But neither Ellen nor Theodora cared to reply to him. Their low, frightened voices increased my uneasiness. I could think of nothing except that rainbow in the morning; "morning," "warning," seemed to ring in my ears.

We climbed into the wagon and started homeward, but it was so dark that we had to plod along slowly. Old Sol was unusually torpid, as if the ominous obscurity had dazed him, too. After a time he stopped short and snorted; we heard the brush crackle and caught a glimpse of a large animal crossing the road ahead of us.

"That's a bear," Thomas said. "Bears are out, just as if it were night."

Some minutes passed before we could make Old Sol go on; and again we heard owls hooting in the woods.

Long before we got down to the cleared land, however, the sky began gradually to grow lighter. We all noticed it, and a feeling of relief stole over us. In the course of twenty minutes it became so light that we could discern objects round us quite plainly. The night chill, too, seemed to go from the air.

Suddenly, as we rattled along, Addison jumped up from his seat and turned to us. "I know now what this is!" he cried. "Why didn't I think of it before?"

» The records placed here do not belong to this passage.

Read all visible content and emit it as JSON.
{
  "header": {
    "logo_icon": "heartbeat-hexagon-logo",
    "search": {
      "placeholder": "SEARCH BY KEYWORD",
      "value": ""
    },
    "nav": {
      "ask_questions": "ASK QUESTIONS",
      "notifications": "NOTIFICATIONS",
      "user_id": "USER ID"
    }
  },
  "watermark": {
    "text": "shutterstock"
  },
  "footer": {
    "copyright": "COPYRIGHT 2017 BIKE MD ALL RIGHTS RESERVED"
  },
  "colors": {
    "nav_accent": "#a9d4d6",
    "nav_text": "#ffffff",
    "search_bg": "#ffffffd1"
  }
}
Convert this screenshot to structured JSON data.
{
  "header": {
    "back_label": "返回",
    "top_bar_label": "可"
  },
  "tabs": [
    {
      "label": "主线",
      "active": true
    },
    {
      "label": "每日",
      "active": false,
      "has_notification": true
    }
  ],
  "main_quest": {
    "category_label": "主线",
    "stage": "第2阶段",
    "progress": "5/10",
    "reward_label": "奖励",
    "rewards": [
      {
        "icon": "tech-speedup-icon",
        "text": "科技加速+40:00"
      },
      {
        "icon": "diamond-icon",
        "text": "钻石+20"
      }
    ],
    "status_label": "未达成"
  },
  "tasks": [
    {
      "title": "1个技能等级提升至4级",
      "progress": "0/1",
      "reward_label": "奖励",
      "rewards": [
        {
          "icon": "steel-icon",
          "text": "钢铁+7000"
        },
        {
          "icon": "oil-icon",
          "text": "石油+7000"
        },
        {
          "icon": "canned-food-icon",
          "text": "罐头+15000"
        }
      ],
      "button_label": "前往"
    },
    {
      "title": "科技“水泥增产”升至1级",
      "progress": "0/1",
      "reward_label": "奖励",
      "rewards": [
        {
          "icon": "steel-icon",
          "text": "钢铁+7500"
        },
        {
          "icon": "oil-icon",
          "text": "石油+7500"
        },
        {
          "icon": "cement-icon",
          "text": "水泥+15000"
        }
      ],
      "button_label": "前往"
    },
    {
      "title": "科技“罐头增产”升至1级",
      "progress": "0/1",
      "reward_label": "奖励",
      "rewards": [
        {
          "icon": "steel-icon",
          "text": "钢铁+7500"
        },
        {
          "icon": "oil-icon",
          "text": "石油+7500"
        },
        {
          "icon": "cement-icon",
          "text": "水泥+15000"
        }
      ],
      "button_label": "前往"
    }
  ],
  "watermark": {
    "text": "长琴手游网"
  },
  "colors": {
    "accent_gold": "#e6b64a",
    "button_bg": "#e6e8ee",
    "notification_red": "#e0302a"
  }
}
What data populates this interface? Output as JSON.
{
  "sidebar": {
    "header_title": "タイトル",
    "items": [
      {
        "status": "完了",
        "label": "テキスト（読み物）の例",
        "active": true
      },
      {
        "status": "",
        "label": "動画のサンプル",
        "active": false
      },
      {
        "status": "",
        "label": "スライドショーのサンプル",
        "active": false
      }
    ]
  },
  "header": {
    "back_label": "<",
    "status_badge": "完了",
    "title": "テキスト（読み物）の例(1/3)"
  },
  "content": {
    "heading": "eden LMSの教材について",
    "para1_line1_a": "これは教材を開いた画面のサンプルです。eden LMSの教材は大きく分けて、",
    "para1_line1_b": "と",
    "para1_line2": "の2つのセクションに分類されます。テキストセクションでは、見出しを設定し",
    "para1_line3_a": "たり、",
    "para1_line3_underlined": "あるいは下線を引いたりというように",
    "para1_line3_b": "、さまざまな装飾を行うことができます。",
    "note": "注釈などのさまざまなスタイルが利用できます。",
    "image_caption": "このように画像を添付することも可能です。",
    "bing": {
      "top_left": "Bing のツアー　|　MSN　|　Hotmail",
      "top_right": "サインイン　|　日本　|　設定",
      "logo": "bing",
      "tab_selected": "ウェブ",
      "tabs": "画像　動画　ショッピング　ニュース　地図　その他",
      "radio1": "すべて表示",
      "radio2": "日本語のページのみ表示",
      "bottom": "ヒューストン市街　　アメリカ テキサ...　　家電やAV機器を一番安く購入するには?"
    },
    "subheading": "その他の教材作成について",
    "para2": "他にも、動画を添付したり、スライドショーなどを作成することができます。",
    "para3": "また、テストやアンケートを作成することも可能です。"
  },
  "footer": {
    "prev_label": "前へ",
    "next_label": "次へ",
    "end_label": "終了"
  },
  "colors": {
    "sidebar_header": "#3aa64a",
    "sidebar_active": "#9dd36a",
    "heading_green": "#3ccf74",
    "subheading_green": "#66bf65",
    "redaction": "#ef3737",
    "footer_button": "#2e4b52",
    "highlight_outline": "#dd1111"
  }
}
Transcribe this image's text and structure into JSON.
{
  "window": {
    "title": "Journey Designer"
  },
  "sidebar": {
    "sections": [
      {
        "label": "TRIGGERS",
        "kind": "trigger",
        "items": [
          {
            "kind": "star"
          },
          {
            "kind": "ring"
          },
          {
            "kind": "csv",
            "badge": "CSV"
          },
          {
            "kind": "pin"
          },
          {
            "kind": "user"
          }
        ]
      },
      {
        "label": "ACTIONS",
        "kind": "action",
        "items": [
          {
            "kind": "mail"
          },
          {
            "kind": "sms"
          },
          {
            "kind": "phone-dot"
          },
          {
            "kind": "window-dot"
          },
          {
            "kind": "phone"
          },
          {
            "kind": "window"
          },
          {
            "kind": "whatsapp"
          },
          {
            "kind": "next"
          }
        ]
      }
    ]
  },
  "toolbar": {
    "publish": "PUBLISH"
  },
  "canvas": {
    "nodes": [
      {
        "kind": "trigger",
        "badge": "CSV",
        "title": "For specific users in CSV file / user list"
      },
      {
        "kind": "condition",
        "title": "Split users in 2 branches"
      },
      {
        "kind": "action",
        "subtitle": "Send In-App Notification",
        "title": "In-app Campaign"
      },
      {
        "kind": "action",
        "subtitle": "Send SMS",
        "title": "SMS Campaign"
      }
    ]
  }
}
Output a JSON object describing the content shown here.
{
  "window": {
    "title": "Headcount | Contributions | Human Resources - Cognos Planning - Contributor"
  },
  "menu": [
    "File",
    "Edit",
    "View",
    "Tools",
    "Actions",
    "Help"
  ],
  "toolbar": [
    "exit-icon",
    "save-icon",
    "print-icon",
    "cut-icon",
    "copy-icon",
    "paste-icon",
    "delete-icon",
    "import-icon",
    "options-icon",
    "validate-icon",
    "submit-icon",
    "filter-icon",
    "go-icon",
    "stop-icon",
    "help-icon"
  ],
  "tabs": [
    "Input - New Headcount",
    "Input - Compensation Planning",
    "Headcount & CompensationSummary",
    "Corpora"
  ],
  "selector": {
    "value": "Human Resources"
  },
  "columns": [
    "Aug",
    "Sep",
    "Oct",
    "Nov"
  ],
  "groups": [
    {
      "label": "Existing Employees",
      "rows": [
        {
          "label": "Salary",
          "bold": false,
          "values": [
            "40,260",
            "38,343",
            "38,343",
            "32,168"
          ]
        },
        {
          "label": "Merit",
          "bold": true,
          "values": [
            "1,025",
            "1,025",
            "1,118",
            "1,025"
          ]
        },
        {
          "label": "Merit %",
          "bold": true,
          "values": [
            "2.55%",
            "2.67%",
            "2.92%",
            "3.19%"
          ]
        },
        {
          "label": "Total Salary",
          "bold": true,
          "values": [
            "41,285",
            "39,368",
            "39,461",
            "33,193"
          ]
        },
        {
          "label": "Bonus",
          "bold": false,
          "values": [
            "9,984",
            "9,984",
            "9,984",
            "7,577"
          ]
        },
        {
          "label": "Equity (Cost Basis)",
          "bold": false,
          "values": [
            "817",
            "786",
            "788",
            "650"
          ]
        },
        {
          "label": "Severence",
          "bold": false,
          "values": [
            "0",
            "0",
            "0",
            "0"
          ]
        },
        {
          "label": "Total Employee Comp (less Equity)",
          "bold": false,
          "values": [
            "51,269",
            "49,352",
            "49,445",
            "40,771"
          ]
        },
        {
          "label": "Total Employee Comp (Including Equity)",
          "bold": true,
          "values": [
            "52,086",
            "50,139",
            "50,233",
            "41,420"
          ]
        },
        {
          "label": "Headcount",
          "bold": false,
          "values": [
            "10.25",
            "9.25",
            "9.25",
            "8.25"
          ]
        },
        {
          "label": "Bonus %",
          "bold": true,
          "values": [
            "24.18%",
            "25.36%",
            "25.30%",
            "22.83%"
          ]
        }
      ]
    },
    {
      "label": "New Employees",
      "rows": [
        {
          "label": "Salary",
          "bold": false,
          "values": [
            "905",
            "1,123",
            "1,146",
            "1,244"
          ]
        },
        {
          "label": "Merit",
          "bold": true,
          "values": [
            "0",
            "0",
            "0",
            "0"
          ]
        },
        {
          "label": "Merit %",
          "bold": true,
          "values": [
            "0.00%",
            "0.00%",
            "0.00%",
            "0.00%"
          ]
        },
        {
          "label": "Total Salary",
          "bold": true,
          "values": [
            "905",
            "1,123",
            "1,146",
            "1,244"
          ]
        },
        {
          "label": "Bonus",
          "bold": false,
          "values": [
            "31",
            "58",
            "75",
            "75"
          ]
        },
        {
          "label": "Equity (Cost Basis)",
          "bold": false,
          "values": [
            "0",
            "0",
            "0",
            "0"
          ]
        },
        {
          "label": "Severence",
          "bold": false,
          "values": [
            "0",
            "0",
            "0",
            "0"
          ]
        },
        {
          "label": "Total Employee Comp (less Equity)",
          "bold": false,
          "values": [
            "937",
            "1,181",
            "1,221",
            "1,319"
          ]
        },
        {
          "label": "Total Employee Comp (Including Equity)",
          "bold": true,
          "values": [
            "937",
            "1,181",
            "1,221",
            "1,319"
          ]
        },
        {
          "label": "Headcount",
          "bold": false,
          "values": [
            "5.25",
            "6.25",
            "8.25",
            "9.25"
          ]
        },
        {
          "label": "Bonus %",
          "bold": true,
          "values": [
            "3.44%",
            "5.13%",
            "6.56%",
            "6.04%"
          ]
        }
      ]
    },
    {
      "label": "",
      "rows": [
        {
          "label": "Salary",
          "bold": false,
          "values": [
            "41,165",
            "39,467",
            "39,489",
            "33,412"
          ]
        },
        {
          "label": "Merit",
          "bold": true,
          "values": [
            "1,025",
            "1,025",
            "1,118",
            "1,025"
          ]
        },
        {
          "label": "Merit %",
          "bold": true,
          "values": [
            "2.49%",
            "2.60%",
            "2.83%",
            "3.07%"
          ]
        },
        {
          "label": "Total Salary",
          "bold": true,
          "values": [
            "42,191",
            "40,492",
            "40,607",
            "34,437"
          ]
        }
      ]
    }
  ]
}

"What is it—if you know?" cried Catherine and Theodora at once.

"The eclipse! The total eclipse of the sun!" exclaimed Addison. "I remember now reading something about it in the Maine Farmer a fortnight ago. It was to be on the 7th—and this is it!"

At that time advance notices of such phenomena were not so widely published as they are now; at the old farm, too, we did not take a daily newspaper. So one of the great astronomical events of the last century had come and gone, and we had not known what it was until it was over.

Except for the dun canopy of smoke and clouds over the sun we should have guessed at once, of course, the cause of the darkness; but as it was, the eclipse had given us an anxious afternoon; and although the rainbow in the morning had probably not the slightest connection with the eclipse,—indeed, could not have had,—it had greatly heightened the feeling of awe and superstitious dread with which we had beheld night fall in the middle of the afternoon!